First, we increase each aij by a small amount (0·1%) and examined how this influenced each of our population biology parameters, λ and FS. Second, we altered each model function parameter (by 10%) and examined how each aij was altered. Finally, we examined the sum – the overall effect on each population biology parameter of increasing each model function parameter. We will use these insights to comment on how different management strategies, that alter survival, development and fertility, are likely to impact the population biology quantities we calculate.


The original (unperturbed) transition matrix

We represent the matrix approximation of the IPM as a 3D histogram (Fig. 2a), where the x axis represents SVL at time t, the y axis SVL at time + 1 and the z axis the transition rates between sizes. The diagonal ridge indicates the survival and growth of individuals from hatchlings (on the left) to mature individuals (on the right). The ridge along the top of the matrix indicates the number of recruits produced by females of increasing size. Hatchlings progress along the diagonal from left to right across the surface as they survive and grow to adulthood. The fertility ridge is much higher than the survival–growth diagonal as this is the number of recruits produced per breeding female distributed across a few hatchling size classes, whilst the diagonal represents survival and transition rates (between 0 and 1·0).

Figure 2.

(a) The transition surface of the integral projection model for Crocodylus niloticus. The x and y axes represent the snout to vent length (SVL cm) of individuals at time t + 1 and time t; the diagonal ridge indicates the survival and growth of individuals from hatchlings (on the left) to mature individuals (on the right). The ridge along the top of the matrix indicates the number of hatchlings produced by females of increasing size (as they survive and grow) from left to right. The z axis represents the transition rates of individuals between size classes, (b) The stable age distribution of the C. niloticus population representing the proportion of the population at a given size.

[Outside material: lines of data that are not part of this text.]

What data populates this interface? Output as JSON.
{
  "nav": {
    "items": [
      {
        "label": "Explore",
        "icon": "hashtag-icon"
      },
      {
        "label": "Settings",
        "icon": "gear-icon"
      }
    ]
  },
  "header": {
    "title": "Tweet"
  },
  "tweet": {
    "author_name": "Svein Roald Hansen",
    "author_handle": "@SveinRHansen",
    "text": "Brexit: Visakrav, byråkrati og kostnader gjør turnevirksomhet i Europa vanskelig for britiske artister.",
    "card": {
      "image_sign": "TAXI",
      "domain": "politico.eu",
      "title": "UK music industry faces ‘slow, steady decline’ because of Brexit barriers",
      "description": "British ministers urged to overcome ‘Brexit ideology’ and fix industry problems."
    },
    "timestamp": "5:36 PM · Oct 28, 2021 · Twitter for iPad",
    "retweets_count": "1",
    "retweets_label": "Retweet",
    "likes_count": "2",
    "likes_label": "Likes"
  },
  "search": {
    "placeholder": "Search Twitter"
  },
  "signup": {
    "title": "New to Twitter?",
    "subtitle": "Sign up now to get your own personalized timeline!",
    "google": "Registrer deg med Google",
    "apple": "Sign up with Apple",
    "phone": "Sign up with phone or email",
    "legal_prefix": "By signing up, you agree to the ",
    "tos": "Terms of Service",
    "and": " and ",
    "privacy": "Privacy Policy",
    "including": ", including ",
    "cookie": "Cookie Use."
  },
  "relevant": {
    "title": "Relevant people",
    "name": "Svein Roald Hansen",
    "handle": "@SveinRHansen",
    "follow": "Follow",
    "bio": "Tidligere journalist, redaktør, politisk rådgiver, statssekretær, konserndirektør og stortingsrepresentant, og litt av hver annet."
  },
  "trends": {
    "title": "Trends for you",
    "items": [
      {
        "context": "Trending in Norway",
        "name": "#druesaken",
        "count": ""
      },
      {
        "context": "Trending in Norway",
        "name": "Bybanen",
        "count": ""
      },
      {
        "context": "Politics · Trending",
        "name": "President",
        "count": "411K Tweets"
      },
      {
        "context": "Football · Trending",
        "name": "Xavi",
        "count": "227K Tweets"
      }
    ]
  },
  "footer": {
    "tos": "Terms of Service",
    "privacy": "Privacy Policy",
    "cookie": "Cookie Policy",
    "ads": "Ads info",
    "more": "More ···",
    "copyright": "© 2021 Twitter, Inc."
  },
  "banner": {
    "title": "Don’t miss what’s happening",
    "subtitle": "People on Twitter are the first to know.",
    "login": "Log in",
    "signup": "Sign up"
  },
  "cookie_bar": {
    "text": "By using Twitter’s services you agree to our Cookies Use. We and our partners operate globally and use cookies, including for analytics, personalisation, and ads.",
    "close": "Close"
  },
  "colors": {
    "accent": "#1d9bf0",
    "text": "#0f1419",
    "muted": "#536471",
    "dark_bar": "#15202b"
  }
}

Comparison of the predicted Nile crocodile population with empirical evidence

The first step was to establish whether the model predicted population biology parameters that are in agreement with those obtained from field studies on C. niloticus. The stable age distribution was characterized by a high proportion of small crocodiles and few large animals (Fig. 2b), which is typical of crocodilian populations (Bourquin & Leslie 2011). The IPM predicted λ of 1·02, indicates a population increasing by 2% per annum – well below the maximum rate a crocodile population can increase, and in line with growth rates observed in the wild (Smith & Webb 1985; Craig, Gibson & Hutton 1992). This corresponded to a mean lifetime reproductive success of 2·32 offspring per female over her lifetime. Mean annual survival across all individuals was 0·25, and the mean recruitment rate was 0·77. We are unaware of estimates of R0, mean survival and recruitment rates from free-living populations. However, our results are consistent with results obtained from traditional stage-structured crocodilian models (Smith & Webb 1985; Craig, Gibson & Hutton 1992). The mean SVL of all crocodiles in the population was 33·5 cm, reflecting the large proportion of the population consisting of small individuals.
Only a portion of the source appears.